En se déplaçant dans la galerie adjacente, une série de sculptures relient la conscience du souffle et sa présence physique. Ici, Saraceno considère à la fois les inégalités de souffle dans le monde mais aussi les myriades de langues et de traditions dans lesquelles le souffle et la vie sont inextricablement liés. Les œuvres en verre soufflé Pneuma, Aeolus, Aeroscale, Aerosolar Serpens encapsulent l'esprit du souffle, s'appuyant sur cette puissante force de vie pour réanimer une capacité collective à faire une pause et à respecter les énergies essentielles. De nombreuses cultures lient philosophiquement et linguistiquement les concepts de souffle et d'esprit ; pour Saraceno, cet enchevêtrement de souffle et d'esprit remplissant et formant ces formes de verre aide aussi à construire la question : qui a le droit de respirer ?

Cadrant les phénomènes imperceptibles de l'atmosphère, la série Calendrier Lun-AIR de Paris présente des bandes de papier filtre montrant les variations horaires des niveaux de particules dans l'air, collectées par Airparif, organisme chargé de surveiller la qualité de l'air dans l'agglomération parisienne. Dans ce corpus, les particules toxiques en suspension dans l'air sont extraites via des machines Beta Attenuation Monitor (BAM) et transposées sur des bandes de papier filtre, créant des points de teintes variées qui constituent un spectre de respiration et révèlent la répartition inégale des particules. Saraceno nous invite à réfléchir à la façon dont la diversité de la qualité de l'air et ses effets sur certains groupes ont été exacerbés dans notre contexte pandémique, alors que la pollution de l'air se croise avec les injustices raciales et sociales. Pour aller de l'avant à partir de ce résidu, matériel et symbolique, il faudra reconnaître les inégalités incarnées dans une substance aussi élémentaire et vivifiante que l'air.

Les communautés les plus touchées par la crise climatique en sont aussi les moins responsables.

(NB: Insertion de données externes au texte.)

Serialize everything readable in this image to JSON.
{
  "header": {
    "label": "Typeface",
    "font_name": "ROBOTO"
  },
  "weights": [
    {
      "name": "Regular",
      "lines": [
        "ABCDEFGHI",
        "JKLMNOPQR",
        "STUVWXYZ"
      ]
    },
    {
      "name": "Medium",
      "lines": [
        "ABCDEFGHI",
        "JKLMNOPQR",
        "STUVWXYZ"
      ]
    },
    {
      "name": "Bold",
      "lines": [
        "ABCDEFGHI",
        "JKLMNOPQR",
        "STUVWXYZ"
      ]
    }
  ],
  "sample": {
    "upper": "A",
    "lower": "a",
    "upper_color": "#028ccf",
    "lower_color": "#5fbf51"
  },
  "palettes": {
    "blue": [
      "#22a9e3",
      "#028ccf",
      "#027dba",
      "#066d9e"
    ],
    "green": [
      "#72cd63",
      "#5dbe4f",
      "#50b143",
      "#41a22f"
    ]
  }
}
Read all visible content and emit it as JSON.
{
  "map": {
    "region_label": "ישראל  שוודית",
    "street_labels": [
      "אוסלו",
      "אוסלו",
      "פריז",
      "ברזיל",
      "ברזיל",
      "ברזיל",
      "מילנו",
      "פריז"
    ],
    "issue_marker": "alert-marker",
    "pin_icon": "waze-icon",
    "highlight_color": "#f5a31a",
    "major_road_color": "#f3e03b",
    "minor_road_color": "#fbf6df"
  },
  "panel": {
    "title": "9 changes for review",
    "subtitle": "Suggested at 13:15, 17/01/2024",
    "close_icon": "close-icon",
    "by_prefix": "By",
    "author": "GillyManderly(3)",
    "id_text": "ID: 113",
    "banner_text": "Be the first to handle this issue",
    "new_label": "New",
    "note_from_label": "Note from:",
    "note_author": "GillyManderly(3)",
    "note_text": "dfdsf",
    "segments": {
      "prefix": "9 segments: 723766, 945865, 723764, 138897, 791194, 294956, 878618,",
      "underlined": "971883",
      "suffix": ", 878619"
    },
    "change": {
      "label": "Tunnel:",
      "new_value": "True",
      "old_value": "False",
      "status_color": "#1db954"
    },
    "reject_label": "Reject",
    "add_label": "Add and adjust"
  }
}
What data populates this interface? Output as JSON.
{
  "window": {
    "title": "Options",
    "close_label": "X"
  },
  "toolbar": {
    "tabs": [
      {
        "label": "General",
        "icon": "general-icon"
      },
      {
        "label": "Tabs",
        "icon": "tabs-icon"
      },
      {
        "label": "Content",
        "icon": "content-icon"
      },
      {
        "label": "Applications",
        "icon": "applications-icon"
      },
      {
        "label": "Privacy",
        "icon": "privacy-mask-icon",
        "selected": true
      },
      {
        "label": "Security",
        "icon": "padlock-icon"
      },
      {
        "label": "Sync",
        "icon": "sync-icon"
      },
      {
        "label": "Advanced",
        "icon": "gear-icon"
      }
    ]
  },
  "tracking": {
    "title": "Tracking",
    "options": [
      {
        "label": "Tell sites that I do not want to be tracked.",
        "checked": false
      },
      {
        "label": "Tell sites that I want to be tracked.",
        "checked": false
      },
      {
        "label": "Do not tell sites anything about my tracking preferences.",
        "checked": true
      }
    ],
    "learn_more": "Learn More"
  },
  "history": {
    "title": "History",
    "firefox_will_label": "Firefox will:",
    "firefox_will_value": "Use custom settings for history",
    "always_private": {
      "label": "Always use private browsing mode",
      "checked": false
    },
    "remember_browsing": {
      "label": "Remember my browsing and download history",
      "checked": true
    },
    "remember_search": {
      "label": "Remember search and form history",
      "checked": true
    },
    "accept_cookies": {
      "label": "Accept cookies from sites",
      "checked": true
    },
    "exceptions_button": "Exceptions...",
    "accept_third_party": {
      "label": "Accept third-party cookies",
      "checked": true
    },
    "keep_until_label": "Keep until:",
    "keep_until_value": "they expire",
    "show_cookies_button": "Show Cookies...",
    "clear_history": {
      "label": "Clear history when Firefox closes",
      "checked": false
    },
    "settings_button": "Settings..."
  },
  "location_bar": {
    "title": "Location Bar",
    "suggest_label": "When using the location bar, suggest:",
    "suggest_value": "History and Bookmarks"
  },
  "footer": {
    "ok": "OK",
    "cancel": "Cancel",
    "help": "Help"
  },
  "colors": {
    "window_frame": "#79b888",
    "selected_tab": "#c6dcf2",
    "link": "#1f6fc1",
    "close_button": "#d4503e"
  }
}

Ces communautés, réparties dans le monde entier, ne représentent que 5 % de la population mondiale et sont les gardiennes de 80 % de la biodiversité de la planète, qui comprend les espèces d'invertébrés qui constituent la grande majorité de la vie animale sur la planète. Dans l'umwelt vibratoire des araignées et de leurs toiles, le monde est une trame évolutive de sens. Leurs modes d'être enchevêtrés, tout comme les communautés qui, pendant des siècles, se sont accordés de diverses manières à leurs parents arachnides, puis ignorés par les humains du Capitalocène et sont au bord de l'extinction.

Dans l'exposition Silent Autumn, des voix inouïes deviennent des vibrations ressenties. Niché dans un conte de solidarité interspécifique, ce qui commence par un appel à coexister avec empathie se termine par un autre pour rendre les moyens de le faire - à travers l'air que nous respirons - à nouveau égaux. Tout au long de l'exposition, Saraceno révèle comment les conditions de notre entrelacement avec la nature, et les tentatives des inidividus du Capitalocène de vivre au-dessus d'elle, nous ont conditionnés à une époque marquée par l'extractivisme, le capitalisme patriarcal et l'hyperconsommation. Bouleversant ces régimes anthropiques dans un retissage de notre toile cosmique, l'exposition amorce un basculement vers un vivre et ressentir autrement ; vers une cohabitation interspécifique durable, de l'arachnophobie à l'arachnophilie. Une vibration se fait sentir, non seulement celle des invertébrés, mais une vibration de connaissances à travers les espèces et les cultures qui élargit une vision pour l'avenir.









Ce langage en chaque pierre, Institut d'Art Moderne, Brisbane Queensland, Australie

© ArtCatalyse International / Marika Prévosto 2022. Tous droits réservés

Exposition du 12 février au 26 mars2022. Tanya Bonakdar Gallery, 521 West 21st Street New York, NY 10011 (USA). T: 212 414 4144.